I do not believe that they wanted to reserve an empty or mostly empty bus for Dent. I believe they simply wanted to move him from the hospital room (which they thought was a secure location) to a bus ready to depart and to do so with minimal time in between. At this point, Dent's severe burns put him at a significant risk of infection, and they want to keep him in as controlled an environment as possible in order to fend off future attack or kidnapping attempts by the Joker. (Clearly they failed in this effort.) They just wanted to avoid having Dent wait around in the parking lot while they walked around asking about seating availability, so they secured a seat before bringing him out.

  • 1
    Oh. Wow. So I have misinterpreted the scene completely.
    – Korliyon
    Jan 29, 2019 at 19:46

You missed a line earlier in the film.

Gordon: I want you to call in every officer. I want them to head to their nearest hospital and start evac and search. Call the Transit Authority, School Board, Prison, get every available bus down to a hospital. The priority is Gotham General

So basically the officers are trying to find him a space on an(y) outgoing bus, as we see a few minutes later.
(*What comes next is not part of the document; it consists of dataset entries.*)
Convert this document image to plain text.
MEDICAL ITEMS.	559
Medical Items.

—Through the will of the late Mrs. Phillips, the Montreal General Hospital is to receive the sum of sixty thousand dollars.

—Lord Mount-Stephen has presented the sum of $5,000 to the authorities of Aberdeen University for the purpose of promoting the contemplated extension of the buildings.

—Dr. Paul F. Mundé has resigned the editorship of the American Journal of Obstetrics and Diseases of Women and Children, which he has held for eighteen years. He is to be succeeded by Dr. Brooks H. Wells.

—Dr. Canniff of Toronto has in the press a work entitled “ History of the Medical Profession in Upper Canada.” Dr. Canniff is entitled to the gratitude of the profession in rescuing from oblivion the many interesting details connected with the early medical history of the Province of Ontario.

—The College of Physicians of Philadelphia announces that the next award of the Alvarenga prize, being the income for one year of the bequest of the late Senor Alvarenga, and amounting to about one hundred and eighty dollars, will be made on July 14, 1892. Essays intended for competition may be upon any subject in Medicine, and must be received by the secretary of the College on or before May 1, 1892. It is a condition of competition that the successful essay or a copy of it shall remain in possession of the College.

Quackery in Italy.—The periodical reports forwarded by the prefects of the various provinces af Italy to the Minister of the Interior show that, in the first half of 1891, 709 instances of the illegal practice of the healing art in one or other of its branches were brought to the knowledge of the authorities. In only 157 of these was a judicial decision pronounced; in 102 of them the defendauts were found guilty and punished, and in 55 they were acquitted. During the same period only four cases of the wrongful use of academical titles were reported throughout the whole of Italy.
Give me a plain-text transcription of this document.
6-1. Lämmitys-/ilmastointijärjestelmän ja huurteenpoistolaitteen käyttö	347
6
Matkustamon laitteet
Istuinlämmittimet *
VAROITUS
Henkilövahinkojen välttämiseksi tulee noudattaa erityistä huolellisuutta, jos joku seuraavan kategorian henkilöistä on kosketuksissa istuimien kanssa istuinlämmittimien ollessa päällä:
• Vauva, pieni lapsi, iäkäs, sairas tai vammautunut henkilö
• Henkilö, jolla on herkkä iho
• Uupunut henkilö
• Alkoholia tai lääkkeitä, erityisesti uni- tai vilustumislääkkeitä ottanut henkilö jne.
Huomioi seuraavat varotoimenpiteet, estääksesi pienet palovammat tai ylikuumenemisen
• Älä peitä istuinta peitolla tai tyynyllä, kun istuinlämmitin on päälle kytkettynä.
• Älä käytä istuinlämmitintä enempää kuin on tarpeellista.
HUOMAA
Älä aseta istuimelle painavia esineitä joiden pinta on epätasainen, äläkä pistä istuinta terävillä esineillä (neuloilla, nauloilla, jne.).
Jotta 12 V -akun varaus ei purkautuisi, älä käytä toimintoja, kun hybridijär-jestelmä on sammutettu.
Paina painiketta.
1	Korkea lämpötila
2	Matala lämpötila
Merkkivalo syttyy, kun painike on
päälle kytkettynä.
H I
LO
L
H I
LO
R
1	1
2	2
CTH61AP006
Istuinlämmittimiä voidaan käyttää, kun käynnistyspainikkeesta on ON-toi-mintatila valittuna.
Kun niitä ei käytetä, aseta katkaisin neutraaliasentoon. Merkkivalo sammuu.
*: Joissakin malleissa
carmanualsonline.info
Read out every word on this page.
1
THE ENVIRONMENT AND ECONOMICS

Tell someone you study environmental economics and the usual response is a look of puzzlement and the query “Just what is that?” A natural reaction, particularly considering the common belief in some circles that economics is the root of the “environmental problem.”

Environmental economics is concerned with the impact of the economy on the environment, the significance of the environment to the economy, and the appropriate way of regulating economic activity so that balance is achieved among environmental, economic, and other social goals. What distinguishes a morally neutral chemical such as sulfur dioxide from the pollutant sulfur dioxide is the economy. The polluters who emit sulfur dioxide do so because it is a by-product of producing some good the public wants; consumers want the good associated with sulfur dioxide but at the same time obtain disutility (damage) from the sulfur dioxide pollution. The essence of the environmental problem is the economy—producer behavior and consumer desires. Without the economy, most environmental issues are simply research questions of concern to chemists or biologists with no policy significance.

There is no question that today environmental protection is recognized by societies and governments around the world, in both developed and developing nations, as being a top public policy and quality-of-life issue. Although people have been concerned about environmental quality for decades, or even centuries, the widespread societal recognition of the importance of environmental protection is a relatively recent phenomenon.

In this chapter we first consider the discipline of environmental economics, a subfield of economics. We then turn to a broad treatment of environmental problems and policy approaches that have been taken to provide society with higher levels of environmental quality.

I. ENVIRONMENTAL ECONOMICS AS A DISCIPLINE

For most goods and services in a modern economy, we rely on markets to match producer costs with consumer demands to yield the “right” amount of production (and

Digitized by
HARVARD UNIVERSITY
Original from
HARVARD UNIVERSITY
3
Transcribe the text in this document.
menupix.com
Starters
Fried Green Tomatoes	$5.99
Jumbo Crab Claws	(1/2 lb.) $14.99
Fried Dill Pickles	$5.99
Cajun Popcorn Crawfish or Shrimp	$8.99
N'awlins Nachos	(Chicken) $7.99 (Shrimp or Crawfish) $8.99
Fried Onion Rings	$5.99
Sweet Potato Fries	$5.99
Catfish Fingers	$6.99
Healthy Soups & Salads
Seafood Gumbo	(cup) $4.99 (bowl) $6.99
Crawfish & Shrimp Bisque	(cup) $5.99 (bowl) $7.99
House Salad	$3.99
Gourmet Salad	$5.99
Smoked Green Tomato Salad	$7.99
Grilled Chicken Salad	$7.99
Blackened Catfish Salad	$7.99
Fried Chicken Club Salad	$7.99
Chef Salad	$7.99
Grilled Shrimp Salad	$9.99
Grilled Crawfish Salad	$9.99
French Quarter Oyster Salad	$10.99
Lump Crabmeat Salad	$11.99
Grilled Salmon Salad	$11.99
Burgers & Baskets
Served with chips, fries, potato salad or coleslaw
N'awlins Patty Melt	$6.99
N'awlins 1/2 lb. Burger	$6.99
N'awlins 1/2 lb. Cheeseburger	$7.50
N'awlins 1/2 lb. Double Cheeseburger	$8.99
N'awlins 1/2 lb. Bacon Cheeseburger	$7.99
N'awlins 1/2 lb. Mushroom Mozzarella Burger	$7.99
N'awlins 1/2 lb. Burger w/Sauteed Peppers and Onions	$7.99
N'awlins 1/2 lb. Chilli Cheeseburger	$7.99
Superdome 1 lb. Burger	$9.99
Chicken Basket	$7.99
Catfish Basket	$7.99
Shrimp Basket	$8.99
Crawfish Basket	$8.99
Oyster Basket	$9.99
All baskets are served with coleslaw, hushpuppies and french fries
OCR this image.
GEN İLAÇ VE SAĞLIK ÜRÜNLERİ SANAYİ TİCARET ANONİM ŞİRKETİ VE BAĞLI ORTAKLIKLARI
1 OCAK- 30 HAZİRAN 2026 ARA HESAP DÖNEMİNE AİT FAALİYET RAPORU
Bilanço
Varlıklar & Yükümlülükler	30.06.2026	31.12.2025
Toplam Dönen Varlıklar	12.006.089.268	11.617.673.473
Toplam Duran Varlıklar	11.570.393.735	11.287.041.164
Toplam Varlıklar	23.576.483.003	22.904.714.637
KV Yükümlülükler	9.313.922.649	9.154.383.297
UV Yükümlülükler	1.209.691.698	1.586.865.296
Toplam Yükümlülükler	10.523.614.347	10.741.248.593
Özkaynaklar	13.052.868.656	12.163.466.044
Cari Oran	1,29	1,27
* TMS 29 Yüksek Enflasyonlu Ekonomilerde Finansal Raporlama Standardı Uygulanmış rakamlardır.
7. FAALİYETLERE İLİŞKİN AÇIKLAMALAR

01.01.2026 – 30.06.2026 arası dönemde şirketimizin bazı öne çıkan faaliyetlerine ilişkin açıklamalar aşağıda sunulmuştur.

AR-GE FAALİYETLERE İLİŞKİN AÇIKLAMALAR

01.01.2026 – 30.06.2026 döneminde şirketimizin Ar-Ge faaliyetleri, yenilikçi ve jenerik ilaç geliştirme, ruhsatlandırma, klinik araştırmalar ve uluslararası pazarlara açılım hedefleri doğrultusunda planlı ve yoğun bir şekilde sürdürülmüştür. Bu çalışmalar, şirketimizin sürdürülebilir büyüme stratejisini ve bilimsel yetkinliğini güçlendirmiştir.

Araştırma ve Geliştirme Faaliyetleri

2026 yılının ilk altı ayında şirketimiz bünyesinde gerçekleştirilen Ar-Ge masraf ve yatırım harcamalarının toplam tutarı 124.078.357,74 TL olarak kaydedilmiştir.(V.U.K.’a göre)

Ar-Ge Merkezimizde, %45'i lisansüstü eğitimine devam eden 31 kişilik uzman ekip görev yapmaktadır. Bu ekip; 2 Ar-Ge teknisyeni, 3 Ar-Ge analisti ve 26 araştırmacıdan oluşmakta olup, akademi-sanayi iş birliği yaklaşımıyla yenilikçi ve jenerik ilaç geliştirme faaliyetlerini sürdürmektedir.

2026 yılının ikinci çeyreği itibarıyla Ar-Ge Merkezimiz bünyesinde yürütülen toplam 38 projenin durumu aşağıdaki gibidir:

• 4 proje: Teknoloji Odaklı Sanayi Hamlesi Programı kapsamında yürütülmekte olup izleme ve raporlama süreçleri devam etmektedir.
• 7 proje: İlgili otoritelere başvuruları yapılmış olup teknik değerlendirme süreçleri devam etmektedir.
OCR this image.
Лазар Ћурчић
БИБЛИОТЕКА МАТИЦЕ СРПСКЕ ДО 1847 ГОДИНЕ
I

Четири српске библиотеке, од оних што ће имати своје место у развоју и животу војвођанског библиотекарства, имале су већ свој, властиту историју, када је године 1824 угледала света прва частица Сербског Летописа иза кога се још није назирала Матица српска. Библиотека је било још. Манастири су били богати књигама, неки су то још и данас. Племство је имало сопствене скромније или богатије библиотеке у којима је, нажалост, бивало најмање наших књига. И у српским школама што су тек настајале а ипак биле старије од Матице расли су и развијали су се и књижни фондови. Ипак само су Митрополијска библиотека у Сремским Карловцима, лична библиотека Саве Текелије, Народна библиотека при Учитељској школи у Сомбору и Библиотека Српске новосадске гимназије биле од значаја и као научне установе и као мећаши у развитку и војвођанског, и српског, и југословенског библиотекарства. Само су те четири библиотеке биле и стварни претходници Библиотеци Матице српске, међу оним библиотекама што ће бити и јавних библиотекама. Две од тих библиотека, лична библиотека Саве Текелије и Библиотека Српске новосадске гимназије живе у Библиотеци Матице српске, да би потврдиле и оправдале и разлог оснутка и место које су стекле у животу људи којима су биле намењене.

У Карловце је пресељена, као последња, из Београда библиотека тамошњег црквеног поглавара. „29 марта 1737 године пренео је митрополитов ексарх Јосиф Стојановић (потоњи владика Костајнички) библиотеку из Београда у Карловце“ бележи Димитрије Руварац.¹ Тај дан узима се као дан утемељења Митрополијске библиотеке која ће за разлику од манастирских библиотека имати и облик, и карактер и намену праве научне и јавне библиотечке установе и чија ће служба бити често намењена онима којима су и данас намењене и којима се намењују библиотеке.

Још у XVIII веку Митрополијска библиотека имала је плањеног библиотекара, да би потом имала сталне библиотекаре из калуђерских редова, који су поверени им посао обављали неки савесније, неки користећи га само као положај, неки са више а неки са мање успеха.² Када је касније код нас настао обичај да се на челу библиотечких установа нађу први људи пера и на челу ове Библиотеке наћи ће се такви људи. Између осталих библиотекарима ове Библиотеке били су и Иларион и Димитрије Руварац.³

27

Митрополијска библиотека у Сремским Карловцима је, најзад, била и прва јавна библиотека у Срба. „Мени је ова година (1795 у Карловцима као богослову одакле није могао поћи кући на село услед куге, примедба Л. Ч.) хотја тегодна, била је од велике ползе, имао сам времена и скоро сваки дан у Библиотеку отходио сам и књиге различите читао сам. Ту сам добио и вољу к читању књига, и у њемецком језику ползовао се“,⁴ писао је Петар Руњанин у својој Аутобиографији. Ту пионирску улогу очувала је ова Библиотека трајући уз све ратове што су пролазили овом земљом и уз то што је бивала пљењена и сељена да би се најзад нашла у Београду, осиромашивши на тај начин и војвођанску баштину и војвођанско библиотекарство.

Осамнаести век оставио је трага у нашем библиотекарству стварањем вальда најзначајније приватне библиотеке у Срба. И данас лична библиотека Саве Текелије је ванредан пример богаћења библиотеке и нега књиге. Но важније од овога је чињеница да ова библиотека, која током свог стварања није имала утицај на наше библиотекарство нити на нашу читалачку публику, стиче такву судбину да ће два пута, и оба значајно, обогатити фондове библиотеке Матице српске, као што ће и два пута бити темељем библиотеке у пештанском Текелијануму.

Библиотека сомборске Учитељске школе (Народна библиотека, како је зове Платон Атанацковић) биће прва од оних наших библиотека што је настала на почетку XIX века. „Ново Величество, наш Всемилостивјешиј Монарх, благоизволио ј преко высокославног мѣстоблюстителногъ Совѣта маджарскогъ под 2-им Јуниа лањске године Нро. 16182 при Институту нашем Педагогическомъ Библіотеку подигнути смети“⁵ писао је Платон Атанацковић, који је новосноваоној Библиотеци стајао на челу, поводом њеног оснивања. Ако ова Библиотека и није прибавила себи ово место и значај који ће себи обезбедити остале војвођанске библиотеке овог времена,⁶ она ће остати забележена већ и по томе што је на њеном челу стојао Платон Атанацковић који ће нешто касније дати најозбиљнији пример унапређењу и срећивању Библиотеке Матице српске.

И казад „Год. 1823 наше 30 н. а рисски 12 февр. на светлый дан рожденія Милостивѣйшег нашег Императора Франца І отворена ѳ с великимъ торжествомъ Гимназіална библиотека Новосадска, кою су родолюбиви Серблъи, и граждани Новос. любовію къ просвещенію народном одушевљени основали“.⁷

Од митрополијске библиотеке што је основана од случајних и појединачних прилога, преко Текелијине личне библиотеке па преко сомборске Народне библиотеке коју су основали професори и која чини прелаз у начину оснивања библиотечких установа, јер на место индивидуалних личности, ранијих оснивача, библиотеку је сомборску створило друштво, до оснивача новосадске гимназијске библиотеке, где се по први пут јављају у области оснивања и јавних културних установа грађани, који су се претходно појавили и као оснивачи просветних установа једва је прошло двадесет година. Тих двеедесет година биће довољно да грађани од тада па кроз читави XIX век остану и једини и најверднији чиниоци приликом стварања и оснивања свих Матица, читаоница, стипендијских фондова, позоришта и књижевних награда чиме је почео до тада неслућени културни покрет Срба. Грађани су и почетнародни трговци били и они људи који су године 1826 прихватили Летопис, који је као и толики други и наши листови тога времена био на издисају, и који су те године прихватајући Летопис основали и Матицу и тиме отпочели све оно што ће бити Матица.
person getting on a yellow bus, guarded by police officers

This tallies nicely with the film's official novelisation which gives a very slightly different account of the dialogue. Dent is a "VIP passenger" and they don't want him left waiting when there's bomb about to go off.

Detectives Jeremy Polk and Willy Davis were on the four-to-midnight shift outside Harvey Dent’s room at Gotham General when the word came to get everyone out, and that meant Harvey Dent as well, ASAP. Polk and Davis checked the room, then Polk left Davis standing by Dent’s bed while he went to the street outside to see what he could scare up in the way of transportation. He found a school bus at the emergency-room entrance, its engine idling; orderlies, doctors, and nurses were helping men and women dressed in white hospital gowns and robes to board it. Polk saw the driver standing near the open front door.
“I got a priority passenger,” Polk said.
“We’ll make a spot for ’im,” the driver said.

Polk keyed his radio: “Davis, I got space, bring him out.”


Security Concerns

Dedicated Space

As mentioned by James McLeod, the word 'bus' is sometimes used as vernacular for an ambulance. While many patients were, indeed, evacuated on actual buses, it is likely that they were looking for an otherwise unused ambulance to keep Dent isolated from others during the evacuation for security reasons. Finding an ambulance would allow for that.

Guaranteed Space

In the alternative, they were simply looking for available space for this high-profile patient, in order to ensure nothing happened to him in the chaos of loading patients onto transport during the evacuation. Hence the attempt to radio back in that space had been found, and he could be brought out and loaded straight away.